For the fixation of material used in these studies, it has been found that the osmic acid mixtures of Flemming and Hermann are the most generally applicable and are productive of the best results. In connection with these, however, Gilson’s acetonitric-sublimate mixture has been tried, and frequently affords an excellent fixation. Extensive shrinkage in the melted paraffin is sure to follow the use of sublimate mixtures unless celloidin is used to support the soft tissue. This double infiltration of celloidin, followed by paraffin, has been found the best method of securing clear and accurate figures, for, because of the lessened shrinkage, the elements are not crowded together and rendered indistinct. This circumstance is particularly fortunate in the case of the Locustid cells, where the nuclear elements are so numerous and crowded.

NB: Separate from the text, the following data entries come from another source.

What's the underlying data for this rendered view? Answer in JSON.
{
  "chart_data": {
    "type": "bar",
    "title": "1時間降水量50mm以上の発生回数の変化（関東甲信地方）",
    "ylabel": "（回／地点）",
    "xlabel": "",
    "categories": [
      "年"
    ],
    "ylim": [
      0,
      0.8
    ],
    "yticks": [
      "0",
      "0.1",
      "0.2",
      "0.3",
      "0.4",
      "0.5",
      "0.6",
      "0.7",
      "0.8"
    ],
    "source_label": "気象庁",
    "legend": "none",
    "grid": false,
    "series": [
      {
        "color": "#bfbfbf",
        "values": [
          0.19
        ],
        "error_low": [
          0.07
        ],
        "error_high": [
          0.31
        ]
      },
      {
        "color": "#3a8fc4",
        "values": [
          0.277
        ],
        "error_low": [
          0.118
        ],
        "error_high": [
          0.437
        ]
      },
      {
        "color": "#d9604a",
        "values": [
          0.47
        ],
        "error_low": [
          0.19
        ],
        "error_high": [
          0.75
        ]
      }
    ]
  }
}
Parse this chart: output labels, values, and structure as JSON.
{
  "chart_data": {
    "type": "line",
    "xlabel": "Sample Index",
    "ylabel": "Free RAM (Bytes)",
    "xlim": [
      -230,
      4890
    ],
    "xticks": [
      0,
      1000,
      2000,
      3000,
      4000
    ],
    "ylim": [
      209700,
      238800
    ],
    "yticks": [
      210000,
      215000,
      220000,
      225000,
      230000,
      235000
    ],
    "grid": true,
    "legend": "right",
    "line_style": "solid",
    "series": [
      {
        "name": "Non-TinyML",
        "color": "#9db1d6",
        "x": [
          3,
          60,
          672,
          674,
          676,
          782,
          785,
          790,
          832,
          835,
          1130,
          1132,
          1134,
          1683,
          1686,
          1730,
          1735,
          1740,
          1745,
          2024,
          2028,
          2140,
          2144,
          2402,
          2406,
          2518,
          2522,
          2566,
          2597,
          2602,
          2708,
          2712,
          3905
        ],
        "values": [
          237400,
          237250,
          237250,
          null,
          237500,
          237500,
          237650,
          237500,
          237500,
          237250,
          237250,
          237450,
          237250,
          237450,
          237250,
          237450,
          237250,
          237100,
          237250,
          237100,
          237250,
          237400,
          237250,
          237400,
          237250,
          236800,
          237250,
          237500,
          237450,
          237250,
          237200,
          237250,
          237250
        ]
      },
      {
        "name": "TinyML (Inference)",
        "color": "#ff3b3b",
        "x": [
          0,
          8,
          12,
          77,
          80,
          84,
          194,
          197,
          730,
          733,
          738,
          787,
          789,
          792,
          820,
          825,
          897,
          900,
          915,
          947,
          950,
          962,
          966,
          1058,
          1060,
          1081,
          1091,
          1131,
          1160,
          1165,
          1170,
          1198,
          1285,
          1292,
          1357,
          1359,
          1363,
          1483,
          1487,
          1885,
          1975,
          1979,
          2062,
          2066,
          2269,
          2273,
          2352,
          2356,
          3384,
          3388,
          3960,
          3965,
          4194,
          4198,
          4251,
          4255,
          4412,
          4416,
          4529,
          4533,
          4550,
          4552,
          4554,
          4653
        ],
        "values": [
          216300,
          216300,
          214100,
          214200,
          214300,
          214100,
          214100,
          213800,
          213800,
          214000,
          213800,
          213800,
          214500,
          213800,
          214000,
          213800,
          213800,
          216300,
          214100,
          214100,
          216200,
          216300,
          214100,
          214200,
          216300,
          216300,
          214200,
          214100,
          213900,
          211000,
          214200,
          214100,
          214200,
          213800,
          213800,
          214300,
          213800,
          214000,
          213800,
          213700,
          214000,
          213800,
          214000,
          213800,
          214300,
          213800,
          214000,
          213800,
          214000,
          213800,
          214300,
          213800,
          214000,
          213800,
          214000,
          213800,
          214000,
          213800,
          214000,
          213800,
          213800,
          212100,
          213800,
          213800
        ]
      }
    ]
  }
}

The stains employed are the iron-hæmatoxylin of Heidenhain and the safranin-gentian violet-orange combination of Flemming. For general purposes, nothing excels the hæmatoxylin stain, but it is frequently advantageous to trace the chemical changes undergone by the different cell elements in the process of mitosis, and the aniline stain above mentioned serves excellently for this. Kernschwarz has also been found a valuable stain for some purposes.
III. NOMENCLATURE.
The terminology as outlined in a former paper (17) will be followed in the present one.
IV. OBSERVATIONS.
(a) General Form and Structure of the Testes.
The testes of the Locustidæ are paired structures lying in the anterior dorsal portion of the abdomen. Each organ is made up of numerous short follicles, which are bound together by a connective tissue investment. In adult animals the testes are a bright yellow color, while in nymphs the color varies from white in the youngest to yellow in the oldest. The pigment is lodged in the connective tissue sheath about the testis, and is seen in sections as irregularly rounded masses in the cytoplasm.
(b) The Spermatogonia.
No further discussion of the spermatogonia will be given here than is necessary for an understanding of the derivation of the first spermatocytes. As appears to be universally the case, the second spermatogonia, in their last generation at least, are much reduced in size as compared with the primary spermatogonia that preceded them and with the first spermatocytes that arise from them. The entire cell stains dark with almost all stains and, as the nucleus occupies nearly the whole cell body, the chromatin appears relatively large in amount. A cyst of spermatogonia, therefore, looks as if composed almost entirely of chromatin aggregated into rounded masses—the nuclei.
The chromosomes are of the rod type, and divide longitudinally in each mitosis. The number of chromosomes is large and could not be determined with absolute certainty, but a number of careful enumerations makes it evident that there are most probably thirty-three. In most species of Locustids, one chromosome is easily distinguished from the others by its larger size and tardy division in the act of metakinesis. This is the element as described for Xiphidium, which passes into the first spermatocyte as a formed chromosome, while its fellows break up into the spireme.